For someone who prides herself on feeding two people for £20 per week, I’m a terrible food snob. I’ll happy eat from economy tins; in my book, however, certain foodstuffs are above compromise. One of these is pasta. I don’t like eating any brand other than De Cecco, which is made using bronze drawplates and is slowly dried (see: told you I was a terrible snob). Until fairly recently, it was the only pasta I would buy. It’s thicker and takes a little longer to cook, but it holds its shape and texture and doesn’t turn to sludge like other, cheaper brands. I know it’s just wheat and water but the sad truth is, when I was in a supermarket in Italy and discovered an aisle stacked with De Cecco end-to-end, I practically wet myself with excitement. When its penne and fusilli began turning up in British supermarkets, there was no turning back.

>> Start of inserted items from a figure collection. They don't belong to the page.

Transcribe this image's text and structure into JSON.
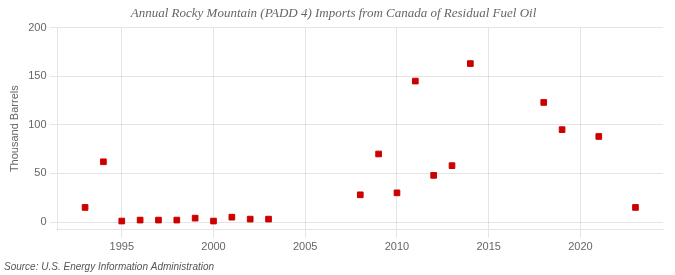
{
  "chart_data": {
    "type": "scatter",
    "title": "Annual Rocky Mountain (PADD 4) Imports from Canada of Residual Fuel Oil",
    "ylabel": "Thousand Barrels",
    "source": "Source: U.S. Energy Information Administration",
    "x": [
      1993,
      1994,
      1995,
      1996,
      1997,
      1998,
      1999,
      2000,
      2001,
      2002,
      2003,
      2008,
      2009,
      2010,
      2011,
      2012,
      2013,
      2014,
      2018,
      2019,
      2021,
      2023
    ],
    "values": [
      15,
      62,
      1,
      2,
      2,
      2,
      4,
      1,
      5,
      3,
      3,
      28,
      70,
      30,
      145,
      48,
      58,
      163,
      123,
      95,
      88,
      15
    ],
    "color": "#cc0000",
    "marker": "square",
    "xlim": [
      1991.5,
      2024.5
    ],
    "ylim": [
      -8,
      200
    ],
    "xticks": [
      1995,
      2000,
      2005,
      2010,
      2015,
      2020
    ],
    "yticks": [
      0,
      50,
      100,
      150,
      200
    ],
    "grid": true
  }
}
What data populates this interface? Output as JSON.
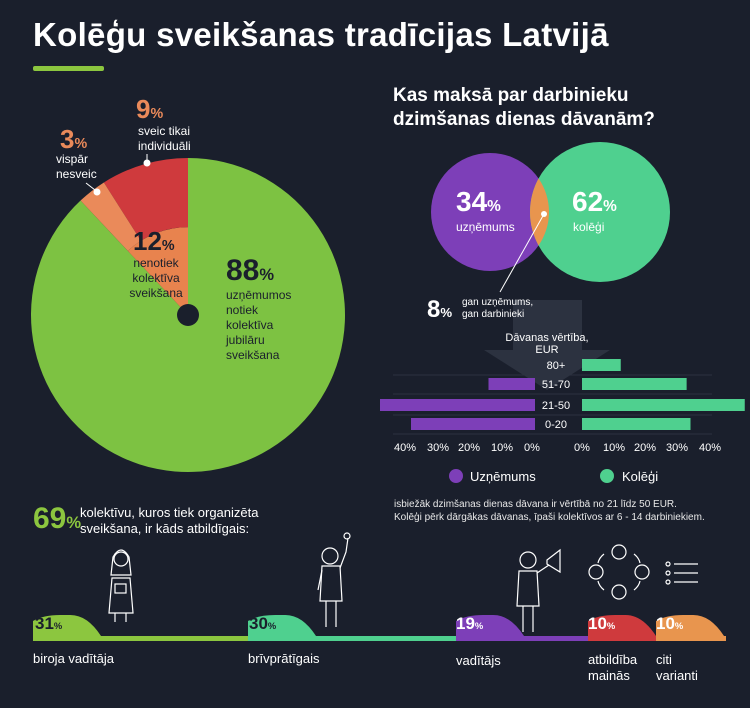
{
  "title": "Kolēģu sveikšanas tradīcijas Latvijā",
  "pie": {
    "slices": [
      {
        "key": "notiek",
        "value": 88,
        "pct": "88",
        "label": "uzņēmumos notiek kolektīva jubilāru sveikšana",
        "color": "#7dc242"
      },
      {
        "key": "nenotiek",
        "value": 12,
        "pct": "12",
        "label": "nenotiek kolektīva sveikšana",
        "color": "#e8834e"
      }
    ],
    "sub": [
      {
        "key": "individuali",
        "value": 9,
        "pct": "9",
        "label": "sveic tikai individuāli",
        "color": "#cf3a3d"
      },
      {
        "key": "nesveic",
        "value": 3,
        "pct": "3",
        "label": "vispār nesveic",
        "color": "#ea8a5a"
      }
    ]
  },
  "venn": {
    "question": "Kas maksā par darbinieku dzimšanas dienas dāvanām?",
    "company": {
      "pct": "34",
      "label": "uzņēmums",
      "color": "#7d3fb8"
    },
    "colleagues": {
      "pct": "62",
      "label": "kolēģi",
      "color": "#4fd08f"
    },
    "both": {
      "pct": "8",
      "label": "gan uzņēmums, gan darbinieki",
      "color": "#e8954e"
    }
  },
  "chart_data": {
    "type": "bar",
    "title": "Dāvanas vērtība, EUR",
    "categories": [
      "80+",
      "51-70",
      "21-50",
      "0-20"
    ],
    "series": [
      {
        "name": "Uzņēmums",
        "values": [
          0,
          12,
          40,
          32
        ],
        "color": "#7d3fb8"
      },
      {
        "name": "Kolēģi",
        "values": [
          10,
          27,
          42,
          28
        ],
        "color": "#4fd08f"
      }
    ],
    "xlim": [
      0,
      40
    ],
    "left_ticks": [
      "40%",
      "30%",
      "20%",
      "10%",
      "0%"
    ],
    "right_ticks": [
      "0%",
      "10%",
      "20%",
      "30%",
      "40%"
    ]
  },
  "legend": [
    {
      "name": "Uzņēmums",
      "color": "#7d3fb8"
    },
    {
      "name": "Kolēģi",
      "color": "#4fd08f"
    }
  ],
  "note": {
    "line1": "isbiežāk dzimšanas dienas dāvana ir vērtībā no 21 līdz 50 EUR.",
    "line2": "Kolēģi pērk dārgākas dāvanas, īpaši kolektīvos ar 6 - 14 darbiniekiem."
  },
  "stat": {
    "pct": "69",
    "text1": "kolektīvu, kuros tiek organizēta",
    "text2": "sveikšana, ir kāds atbildīgais:"
  },
  "responsible": [
    {
      "pct": "31",
      "label1": "biroja vadītāja",
      "label2": "",
      "color": "#8cc63f"
    },
    {
      "pct": "30",
      "label1": "brīvprātīgais",
      "label2": "",
      "color": "#4fd08f"
    },
    {
      "pct": "19",
      "label1": "vadītājs",
      "label2": "",
      "color": "#7d3fb8"
    },
    {
      "pct": "10",
      "label1": "atbildība",
      "label2": "mainās",
      "color": "#cf3a3d"
    },
    {
      "pct": "10",
      "label1": "citi",
      "label2": "varianti",
      "color": "#e8954e"
    }
  ]
}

Of course, soaring wheat prices have pushed the cost of pasta skywards in recent months. Sadly, those gleaming De Cecco packets are now guaranteed to kick my food budget to the kerb. I could get round it – just – when De Cecco was £0.99 per packet. Now it’s £1.45 and counting, I’ve had to downgrade. I’ve even started buying the £0.19 value range packets from Sainsburys: they don’t taste half as nice as my preferred brand, but I’ve found that there is really very little difference between the value range pasta and the slightly posher supermarket version.
I will confess that my heart jumped for joy when, mooching around Sainsburys this afternoon, I found that the tortiglione is on special offer. It is reduced from £1.45 to £1.11. I’m grabbing it while it lasts: even Miss Thrifty is allowed special treats once in a while.